Pondering Purpose
One goal of this week’s class exercise was to articulate our purpose, both in our lives and in our careers. The class discussion was supplemented by readings in “Guts!” and “Good to Great”. The focus in Guts was to identify a heroic cause. The current focus in Good to Great was the contrast between foxes and hedgehogs.
With these readings in mind, our goal was to formulate our own purpose statements for our lives and for our careers using the following format: The purpose of my life/career is to ——– so that ——–.
I crafted the purpose of my professional life at age 6 and while it has been refined over time it largely has not changed. The purpose of my career is to alleviate suffering from incurable diseases via biomedical research so that people will live longer, healthier lives. Does this fit the hedgehog criteria? Yes, I am excellent at this. Yes, economically it is currently feasible. Yes, I’m passionate about this.
Why then am I about to finish up my MBA? What is missing here? Is this chosen path too restrictive? Many in the class who critiqued my career purpose statement felt that it was far too narrow and limiting. We were also asked to jot down as rapidly as possible the purpose of our lives. This I found much more difficult. One of the criteria we were asked to include here, in addition to the heroic and hedgehog concepts, was to give something to the community with our life purpose, to have an outward positive focus.
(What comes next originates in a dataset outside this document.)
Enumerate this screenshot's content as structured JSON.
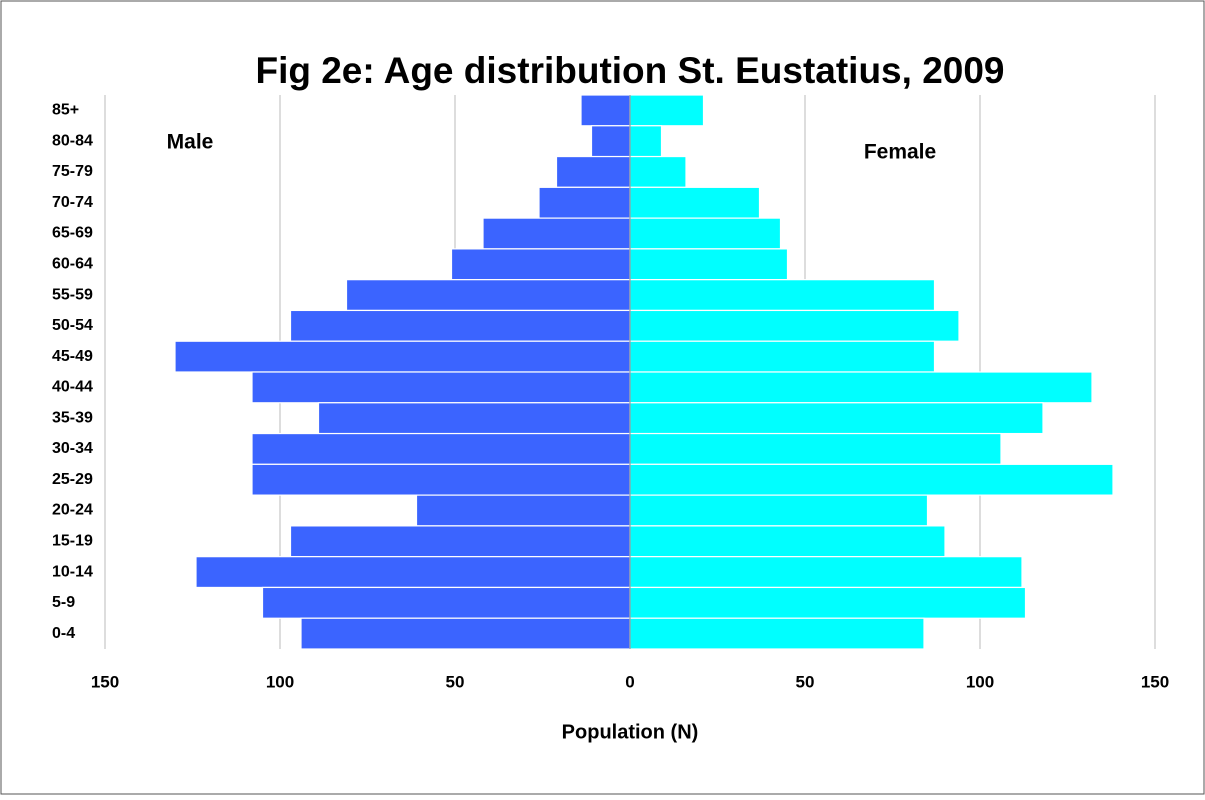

I have to confess that not all of my “off the top of my head” ideas met this criterion. As I worked through this, I found that my “purposes” fell into two major groups: discovery/personal development and improving the world. So my selfish purposes included: being excellent, learning, discovering/exploring genetic disease mechanisms or to say it more grandly unlocking the mysteries of human health and disease. My more outward looking purposes included: making a difference, organizing and optimizing, promoting and supporting learning, adding to the knowledge pool, and promoting happiness/alleviating suffering.
So looking forward 5 years, if I shorten my purpose to “The purpose of my career is to alleviate suffering” what else opens up that is not currently possible? How else might I achieve this as the economics of my chosen path get less tenable (i.e. federal dollars for research dry up)?
After reading your post this morning, it has been on my mind all day. I would have loved to been a part of that assignment… This was undoubteldy food for thought. I’ll get back to you on this one… I am, however, totally in awe that you knew exactly what your path was since age 6.
I’m also a hedgehog…
It’s an interesting class. When I signed up for it, I thought that it would help me with my job as interim director of my research institute by teaching me to become a better leader. While we are learning some interesting things about effective leadership, the major focus is inward on our own personal growth and development. In general I think that it’s a terrific opportunity, although for me it’s somewhat uncomfortable sharing these things with a room full of strangers. Of course blogging is similar! One reason I’m writing about this class is that I’m finding it very useful, so I hope that others may benefit from the exercises, in the privacy of their own homes.
When I was 6, my mom was engaged to a man with 3 children. His oldest son, who was about 10 (?) at the time, died of cancer. I don’t think he ever got over his grief. He and my mother never married. I decided then that I would cure cancer when I grew up. While I did not end up working on cancer, I did stay fixed on a path to do biomedical research with the hope of one day curing disease.